Cha retires to China

When she resigned last June after ten years as a top Hong Kong securities regulator, Laura Cha said she was ready to take things “a little easier.”

So much for that idea. Last month, as Cha wrapped up her duties as deputy chairman and executive director of Hong Kong’s Securities and Futures Commission, the China Securities Regulatory Commission announced that she would become one of its four vice chairmen.

Cha, 50, begins work in Beijing this month. She,ll be stepping into the center of a regulatory fray: CSRC and government officials are tussling over how hard to crack down on rampant price manipulation and insider trading on the Shanghai and Shenzhen stock markets. Many officials worry that a severe crackdown would trigger a stock slump, undermining the country’s plans to list more state-owned enterprises.

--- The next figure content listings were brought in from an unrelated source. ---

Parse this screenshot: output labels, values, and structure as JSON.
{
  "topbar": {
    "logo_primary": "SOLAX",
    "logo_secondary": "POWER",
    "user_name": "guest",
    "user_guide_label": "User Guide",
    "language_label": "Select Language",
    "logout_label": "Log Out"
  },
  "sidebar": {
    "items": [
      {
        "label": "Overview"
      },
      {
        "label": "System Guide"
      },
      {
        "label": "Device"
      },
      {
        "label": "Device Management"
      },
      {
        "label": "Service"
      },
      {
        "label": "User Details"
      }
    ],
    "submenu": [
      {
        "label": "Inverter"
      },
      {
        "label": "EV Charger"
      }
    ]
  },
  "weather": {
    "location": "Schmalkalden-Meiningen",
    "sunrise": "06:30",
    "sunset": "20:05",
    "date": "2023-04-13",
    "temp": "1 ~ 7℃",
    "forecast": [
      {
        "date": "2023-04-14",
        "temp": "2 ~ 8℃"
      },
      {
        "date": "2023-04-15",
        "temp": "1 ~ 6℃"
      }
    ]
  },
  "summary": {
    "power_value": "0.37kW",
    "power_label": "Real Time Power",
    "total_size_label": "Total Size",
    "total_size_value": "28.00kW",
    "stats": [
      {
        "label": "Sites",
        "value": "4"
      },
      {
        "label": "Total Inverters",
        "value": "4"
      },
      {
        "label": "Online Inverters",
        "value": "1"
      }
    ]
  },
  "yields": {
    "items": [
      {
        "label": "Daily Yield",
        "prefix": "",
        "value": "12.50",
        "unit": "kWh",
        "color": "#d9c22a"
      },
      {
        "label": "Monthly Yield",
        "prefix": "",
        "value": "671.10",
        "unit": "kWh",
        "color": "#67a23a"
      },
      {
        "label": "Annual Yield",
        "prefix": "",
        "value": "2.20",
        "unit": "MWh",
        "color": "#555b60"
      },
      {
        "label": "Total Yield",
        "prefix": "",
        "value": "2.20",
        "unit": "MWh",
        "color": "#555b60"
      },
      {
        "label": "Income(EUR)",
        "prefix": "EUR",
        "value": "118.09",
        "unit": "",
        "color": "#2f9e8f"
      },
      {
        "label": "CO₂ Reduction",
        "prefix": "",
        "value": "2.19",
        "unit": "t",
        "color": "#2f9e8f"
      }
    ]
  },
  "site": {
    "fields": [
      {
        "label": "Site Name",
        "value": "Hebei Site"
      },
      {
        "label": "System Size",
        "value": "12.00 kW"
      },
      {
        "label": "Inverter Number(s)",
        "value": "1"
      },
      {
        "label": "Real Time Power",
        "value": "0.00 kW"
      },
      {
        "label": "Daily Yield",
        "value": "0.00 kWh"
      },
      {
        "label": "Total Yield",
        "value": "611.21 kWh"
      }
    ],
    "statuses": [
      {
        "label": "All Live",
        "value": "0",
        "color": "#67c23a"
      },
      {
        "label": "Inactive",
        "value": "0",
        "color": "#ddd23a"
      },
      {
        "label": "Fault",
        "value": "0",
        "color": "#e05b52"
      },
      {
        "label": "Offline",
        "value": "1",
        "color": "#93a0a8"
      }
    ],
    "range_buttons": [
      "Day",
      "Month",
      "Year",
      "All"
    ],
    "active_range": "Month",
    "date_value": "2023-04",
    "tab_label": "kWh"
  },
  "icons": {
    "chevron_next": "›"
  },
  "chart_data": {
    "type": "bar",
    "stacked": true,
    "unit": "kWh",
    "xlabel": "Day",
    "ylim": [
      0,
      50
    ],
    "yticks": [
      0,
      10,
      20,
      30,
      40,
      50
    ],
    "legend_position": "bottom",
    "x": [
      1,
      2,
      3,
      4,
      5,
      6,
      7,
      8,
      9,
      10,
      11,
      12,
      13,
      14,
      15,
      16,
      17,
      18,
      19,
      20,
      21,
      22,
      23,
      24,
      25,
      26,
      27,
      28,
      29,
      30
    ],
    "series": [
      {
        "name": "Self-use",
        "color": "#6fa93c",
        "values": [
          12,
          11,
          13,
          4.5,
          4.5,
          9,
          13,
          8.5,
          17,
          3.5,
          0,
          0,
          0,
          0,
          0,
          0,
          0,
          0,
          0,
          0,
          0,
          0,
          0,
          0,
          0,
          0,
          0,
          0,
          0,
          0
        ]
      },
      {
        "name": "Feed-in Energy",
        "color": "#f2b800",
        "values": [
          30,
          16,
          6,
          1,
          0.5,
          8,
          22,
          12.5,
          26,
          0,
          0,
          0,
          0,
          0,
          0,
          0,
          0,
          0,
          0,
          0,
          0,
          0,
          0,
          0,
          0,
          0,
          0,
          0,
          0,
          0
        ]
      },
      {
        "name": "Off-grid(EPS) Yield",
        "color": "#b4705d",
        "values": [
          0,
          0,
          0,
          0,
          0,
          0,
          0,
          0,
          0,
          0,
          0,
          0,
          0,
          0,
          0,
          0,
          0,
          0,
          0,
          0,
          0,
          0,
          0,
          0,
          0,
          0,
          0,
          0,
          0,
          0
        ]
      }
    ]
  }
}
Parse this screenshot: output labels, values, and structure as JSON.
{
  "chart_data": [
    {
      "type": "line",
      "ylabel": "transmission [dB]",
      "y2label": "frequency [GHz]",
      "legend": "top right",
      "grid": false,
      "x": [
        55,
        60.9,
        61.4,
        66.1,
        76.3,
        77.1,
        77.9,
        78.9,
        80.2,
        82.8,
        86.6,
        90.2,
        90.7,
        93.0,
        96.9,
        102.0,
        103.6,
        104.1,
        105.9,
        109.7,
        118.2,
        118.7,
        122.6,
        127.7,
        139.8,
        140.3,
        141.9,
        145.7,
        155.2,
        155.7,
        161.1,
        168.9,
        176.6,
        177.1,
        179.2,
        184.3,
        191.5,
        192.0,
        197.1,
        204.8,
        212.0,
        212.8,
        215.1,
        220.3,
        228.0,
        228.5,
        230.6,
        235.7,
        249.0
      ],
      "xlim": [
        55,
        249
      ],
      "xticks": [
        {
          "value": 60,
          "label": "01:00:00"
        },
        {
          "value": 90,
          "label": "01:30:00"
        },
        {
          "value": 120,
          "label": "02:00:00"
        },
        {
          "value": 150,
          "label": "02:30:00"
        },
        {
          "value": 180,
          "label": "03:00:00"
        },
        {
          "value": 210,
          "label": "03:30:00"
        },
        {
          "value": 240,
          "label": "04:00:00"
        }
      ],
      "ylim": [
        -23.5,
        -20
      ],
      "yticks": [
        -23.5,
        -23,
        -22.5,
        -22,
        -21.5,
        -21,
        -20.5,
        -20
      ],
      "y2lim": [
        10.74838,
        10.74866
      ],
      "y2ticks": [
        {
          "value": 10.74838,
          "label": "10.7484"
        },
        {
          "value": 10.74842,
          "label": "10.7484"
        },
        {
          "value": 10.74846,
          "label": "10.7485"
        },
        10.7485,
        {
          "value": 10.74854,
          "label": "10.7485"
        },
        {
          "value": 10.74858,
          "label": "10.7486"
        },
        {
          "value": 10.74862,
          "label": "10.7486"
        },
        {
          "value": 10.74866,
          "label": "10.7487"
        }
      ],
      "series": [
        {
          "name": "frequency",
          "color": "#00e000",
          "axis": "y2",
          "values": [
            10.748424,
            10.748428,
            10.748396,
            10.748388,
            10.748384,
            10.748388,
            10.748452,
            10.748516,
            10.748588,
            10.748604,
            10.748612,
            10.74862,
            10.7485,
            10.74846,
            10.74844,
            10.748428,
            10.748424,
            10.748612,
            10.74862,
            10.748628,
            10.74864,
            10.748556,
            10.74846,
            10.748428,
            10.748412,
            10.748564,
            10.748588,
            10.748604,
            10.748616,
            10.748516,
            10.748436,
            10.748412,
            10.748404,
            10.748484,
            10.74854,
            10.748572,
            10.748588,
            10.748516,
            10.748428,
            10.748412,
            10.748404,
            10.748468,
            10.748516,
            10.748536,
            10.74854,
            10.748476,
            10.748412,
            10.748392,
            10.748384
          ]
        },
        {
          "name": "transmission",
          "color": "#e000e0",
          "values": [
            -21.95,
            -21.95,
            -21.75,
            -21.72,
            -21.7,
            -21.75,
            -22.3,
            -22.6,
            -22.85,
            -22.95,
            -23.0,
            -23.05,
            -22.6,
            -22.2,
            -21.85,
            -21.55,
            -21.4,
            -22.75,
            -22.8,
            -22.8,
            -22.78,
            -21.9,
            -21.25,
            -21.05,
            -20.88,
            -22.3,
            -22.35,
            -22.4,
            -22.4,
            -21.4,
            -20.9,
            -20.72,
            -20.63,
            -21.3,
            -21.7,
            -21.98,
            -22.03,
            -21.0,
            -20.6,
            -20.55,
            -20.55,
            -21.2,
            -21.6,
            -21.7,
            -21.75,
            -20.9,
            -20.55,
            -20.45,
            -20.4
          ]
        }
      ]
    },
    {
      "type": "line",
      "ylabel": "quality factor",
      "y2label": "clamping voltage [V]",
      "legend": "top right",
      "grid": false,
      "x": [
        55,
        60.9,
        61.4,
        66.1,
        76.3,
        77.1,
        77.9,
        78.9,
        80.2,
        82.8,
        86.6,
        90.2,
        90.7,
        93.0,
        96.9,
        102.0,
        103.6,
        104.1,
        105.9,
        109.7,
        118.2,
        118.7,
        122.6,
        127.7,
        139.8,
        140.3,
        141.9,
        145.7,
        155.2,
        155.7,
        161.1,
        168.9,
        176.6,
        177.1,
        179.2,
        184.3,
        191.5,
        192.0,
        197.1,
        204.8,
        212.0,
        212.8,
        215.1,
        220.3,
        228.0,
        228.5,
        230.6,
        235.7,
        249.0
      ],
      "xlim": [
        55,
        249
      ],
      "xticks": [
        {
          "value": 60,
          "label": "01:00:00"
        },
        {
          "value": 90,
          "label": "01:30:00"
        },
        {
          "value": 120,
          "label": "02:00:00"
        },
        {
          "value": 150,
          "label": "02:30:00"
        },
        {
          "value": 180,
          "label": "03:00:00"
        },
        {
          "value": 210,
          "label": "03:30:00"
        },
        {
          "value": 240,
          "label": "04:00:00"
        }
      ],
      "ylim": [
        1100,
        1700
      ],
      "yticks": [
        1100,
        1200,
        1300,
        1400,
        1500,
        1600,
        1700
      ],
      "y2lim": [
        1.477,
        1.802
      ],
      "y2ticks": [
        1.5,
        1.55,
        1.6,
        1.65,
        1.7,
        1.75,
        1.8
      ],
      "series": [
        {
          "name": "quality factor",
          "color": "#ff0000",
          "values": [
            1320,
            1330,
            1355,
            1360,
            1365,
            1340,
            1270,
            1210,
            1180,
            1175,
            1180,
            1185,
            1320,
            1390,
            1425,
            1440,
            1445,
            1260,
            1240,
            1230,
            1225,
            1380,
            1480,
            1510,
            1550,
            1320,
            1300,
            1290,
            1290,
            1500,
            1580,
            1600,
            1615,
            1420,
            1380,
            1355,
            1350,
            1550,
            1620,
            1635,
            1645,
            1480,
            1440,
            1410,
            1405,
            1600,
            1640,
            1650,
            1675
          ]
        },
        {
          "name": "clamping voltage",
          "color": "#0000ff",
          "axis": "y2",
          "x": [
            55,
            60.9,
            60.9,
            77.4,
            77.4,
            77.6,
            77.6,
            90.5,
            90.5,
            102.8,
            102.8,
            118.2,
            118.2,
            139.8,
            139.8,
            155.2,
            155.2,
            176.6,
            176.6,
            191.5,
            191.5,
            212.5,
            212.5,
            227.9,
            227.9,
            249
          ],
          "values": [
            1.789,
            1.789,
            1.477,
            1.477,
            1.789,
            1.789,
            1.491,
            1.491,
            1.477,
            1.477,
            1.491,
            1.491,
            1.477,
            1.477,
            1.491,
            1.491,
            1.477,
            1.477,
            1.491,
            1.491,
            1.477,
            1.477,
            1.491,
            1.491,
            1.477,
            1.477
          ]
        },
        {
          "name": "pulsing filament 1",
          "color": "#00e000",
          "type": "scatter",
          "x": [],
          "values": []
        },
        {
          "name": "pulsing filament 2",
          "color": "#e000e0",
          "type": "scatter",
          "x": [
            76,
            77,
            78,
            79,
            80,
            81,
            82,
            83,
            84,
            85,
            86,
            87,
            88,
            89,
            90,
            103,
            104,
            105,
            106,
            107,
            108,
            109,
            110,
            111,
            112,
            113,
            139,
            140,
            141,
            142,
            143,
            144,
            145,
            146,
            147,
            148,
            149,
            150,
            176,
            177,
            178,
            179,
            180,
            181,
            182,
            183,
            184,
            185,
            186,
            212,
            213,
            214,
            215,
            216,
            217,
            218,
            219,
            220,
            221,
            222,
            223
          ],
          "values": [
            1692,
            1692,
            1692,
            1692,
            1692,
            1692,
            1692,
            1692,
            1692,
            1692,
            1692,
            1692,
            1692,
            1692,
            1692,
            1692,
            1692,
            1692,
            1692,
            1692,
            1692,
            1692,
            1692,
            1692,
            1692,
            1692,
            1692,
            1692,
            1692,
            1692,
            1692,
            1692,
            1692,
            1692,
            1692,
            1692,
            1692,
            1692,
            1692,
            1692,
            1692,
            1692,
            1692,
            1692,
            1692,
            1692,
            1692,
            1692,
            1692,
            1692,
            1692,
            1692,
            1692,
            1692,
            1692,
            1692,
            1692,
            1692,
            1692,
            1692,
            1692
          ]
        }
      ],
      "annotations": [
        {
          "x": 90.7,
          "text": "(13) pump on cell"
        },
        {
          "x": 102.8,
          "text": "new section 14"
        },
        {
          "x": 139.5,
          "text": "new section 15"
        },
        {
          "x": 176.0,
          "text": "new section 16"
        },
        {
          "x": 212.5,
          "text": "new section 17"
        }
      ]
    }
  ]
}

But analysts believe that Cha’s appointment shows that China is determined to clean up its markets. Cha, a Hong Kong citizen who renounced dual U.S. citizenship for her new job, is the first person from outside the mainland to be hired to a full-time government post. “From a regulator’s point of view,” she says, “a crackdown usually is a good thing if there are malpractices and misconduct.” Still, the University of Wisconsin law graduate recognizes that “reform cannot be carried out in a vacuum or without regard to the outside environment.”

Cha’s precise role at CSRC has yet to be defined, but she hopes to help frame listing policies and address corporate governance issues. Formerly a corporate lawyer in San Francisco and Hong Kong, she has never worked in China, although she negotiated with government authorities about the listing of state-owned mainland enterprises in Hong Kong.